Tuesday, October 23, 2018

Daytime parahypnagogia


The summer I was 19, I worked in the laboratory of an aluminum plant, running various analyses required during various stages of aluminum production.   One of the analyses (for CaF2) required me to wash a long row of filter papers -- maybe 15 to 20 -- where each filter was filled with a sample, and each filter was embedded in a funnel.  I washed each with a squeeze bottle.  After I finished, I waited until all the filters had drained, then washed them again.  I might repeat this process five to ten times.

It was not an exciting part of my day.  But at least one time, during a long stretch of washing filters in the middle of a tedious afternoon, something curious occurred.  I found myself listening to a conversation going on in my own mind.  Two people -- as I recall, a man and a woman -- were talking to each other.  I didn't know the speakers, and their conversation had nothing to do, so far as I could tell,  with any event or even thought from my own life. 

It was like overhearing a conversation between strangers on a bus.  Or listening to a radio program.  It lasted no more than a minute.  I wasn't asleep.  I was standing, watching the draining filters, water bottle in hand.  There was no visual component.  I wasn't dreaming or hallucinating.   If asked, I would never have claimed that I had been listening to a real conversation.

That afternoon in the laboratory was the first time I recall that odd experience, but it's happened many times since then.  Right up until the present.  It's never traumatic or upsetting.  I'm not dizzy or confused when it's over.  The closest I can come to describing the experience is that it's a bit like daydreaming, except that I do not intentionally produce or direct the "conversation," and the subject being discussed might as well be from outer space.  What the "speakers" are talking about seems to have no relationship to any experiences of my own.

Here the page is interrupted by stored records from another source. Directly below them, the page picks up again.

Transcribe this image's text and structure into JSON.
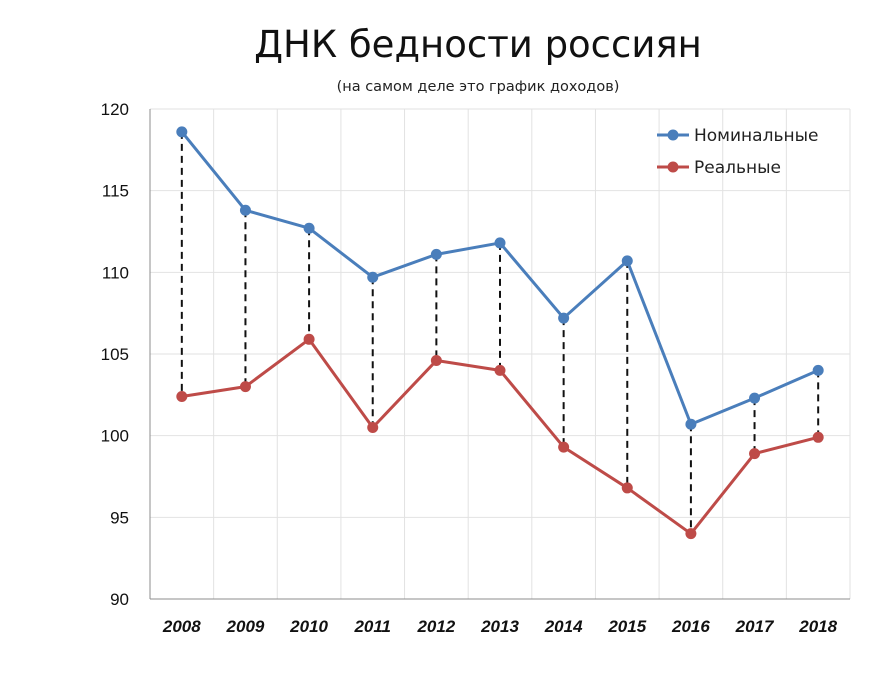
{
  "chart_data": {
    "type": "line",
    "title": "ДНК бедности россиян",
    "subtitle": "(на самом деле это график доходов)",
    "categories": [
      "2008",
      "2009",
      "2010",
      "2011",
      "2012",
      "2013",
      "2014",
      "2015",
      "2016",
      "2017",
      "2018"
    ],
    "series": [
      {
        "name": "Номинальные",
        "color": "#4a7ebb",
        "values": [
          118.6,
          113.8,
          112.7,
          109.7,
          111.1,
          111.8,
          107.2,
          110.7,
          100.7,
          102.3,
          104.0
        ]
      },
      {
        "name": "Реальные",
        "color": "#be4b48",
        "values": [
          102.4,
          103.0,
          105.9,
          100.5,
          104.6,
          104.0,
          99.3,
          96.8,
          94.0,
          98.9,
          99.9
        ]
      }
    ],
    "ylim": [
      90,
      120
    ],
    "yticks": [
      "90",
      "95",
      "100",
      "105",
      "110",
      "115",
      "120"
    ],
    "xlabel": "",
    "ylabel": "",
    "grid": true,
    "legend": "top-right",
    "connectors": "dashed black vertical lines between series at each year"
  }
}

I learned today that this experience has a name.  It's a form of hypnagogia.  It's sometimes called "daytime parahypnagogia" to differentiate it from other forms of hypnagogia, which usually are associated with stages of the sleep process.  It's been described as

the spontaneous intrusion of a flash image or dreamlike thought or insight into one's waking consciousness. DPH is typically encountered when one is "tired, bored, suffering from attention fatigue, and/or engaged in a passive activity." The exact nature of the waking dream may be forgotten even though the individual remembers having had such an experience.   Gustelle and Oliveira define DPH as "dissociative, trance-like, [...] but, unlike a daydream, [...] not self-directed ….
--Wikipedia


Wikipedia describes the experience as a "waking dream," but I'm always fully aware of my surroundings -- for example, I know I'm running a calcium fluoride analysis -- and I never believe, as one does in a genuine dream, that the conversation is real -- except insofar as one feels that a radio drama (back when such existed) really existed, even knowing it was performed in a studio.  I've compared it to daydreaming, because you can daydream in depth about tomorrow's activities while performing an activity that doesn't require much concentration.

Being the person I am, I of course like to assume that my susceptibility to daytime parahypnagogia suggests great creativity on my part.  Obviously, I suspect, I have untouched talents for writing fiction, because my mind is constructing fictional conversations about unusual (for me) topics almost against my will.  There is genius in that skull of mine, just dying to burst out and amaze the world with Tolstoy-esque literary expression.

Alas, there are no studies that suggest that my little plays in one act represent such talent any more than do a boy's dreams of baseball heroics mark a future World Series star.   But it does show that in even the dullest of us there are hidden activities going on inside our minds that leak out only on rare occasions.

I've never heard anyone else brag or complain about having similar "intrusions" into their waking consciousness, so it may well be fairly uncommon.  Since I've already bragged -- if that's the proper term -- back in November 2014 of having numeral synesthesia, there are cynics who may now choose to take my claim of daytime parahypnagogias with a grain of salt.  Yeah, right, you're "exceptional," as so many have pointed out to me.

Based on a teenage experience -- which I'll save for some future time -- I firmly believed for most of my life that I was a latent epileptic.  I therefore carefully avoided looking at  flashing strobe lights.  Then, one of a number of medical tests performed nine years ago firmly established that I had no susceptibility whatsoever to epilepsy.

This was quite a blow, as you can imagine, to my quest for uniqueness.  It would be too bad if my pretensions to both synesthesia and parahynagogia should be similarly stripped from me.  But I feel confident they will not.